20. We are also not persuaded to accept that the figure of interest under Section 234A of the Act, which is sought to be corrected, was a clerical error. As noted above, the reassessment order dated 11.12.2018 expressly stated that the “interest under Section 234A, 234B, 234C and 234D, if any, has been charged”. The AO had signed the assessment order. Thus, confirming that the interest chargeable under any of the aforesaid Sections, had been charged. The Form ITNS-150 was also signed by the AO and the same indicated that the interest amounting ₹6,92,90,301/- was determined as payable under Section 234B of the Act; an amount of ₹5,682/- was determined as payable under Section 234C of the Act; and the interest under Section 234A of the Act was determined as “0”. It follows that the AO was of the view that no interest under Section 234A of the Act was chargeable. This is not a case where the AO had directed the levy of interest under Section 234A of the Act and by an inadvertent error, the same was not mentioned in the computation of tax payable (in Form ITNS-150). The assessment order itself clearly specified that the interest if any had been charged. It must follow that the AO was aware of the interest that was determined as payable in the income tax computation form (Form ITNS- 150).

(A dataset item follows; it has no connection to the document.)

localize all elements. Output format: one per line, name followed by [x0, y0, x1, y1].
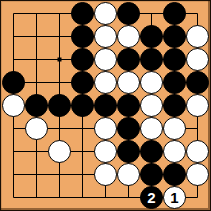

21. It is also material to note that the Assessee disputes that any interest under Section 234A of the Act is payable. It is the Assessee’s contention that the return filed pursuant to the notice under Section 148 of the Act, was a mere reiteration of return that was originally filed. Therefore, it could not be faulted for the delay in filing its return of income. It is not necessary to examine the merits of the said contention in this proceeding, however, it is clear that the issue involved is a contentious one and the Assessee’s claim in this regard cannot be considered as unsubstantial which merits no consideration.

22. In view of the above, it is clear that the impugned order and the impugned demand notice had been issued beyond the prescribed period and are thus set aside.

23. The petition is allowed in the aforesaid terms. The pending applications are also disposed of.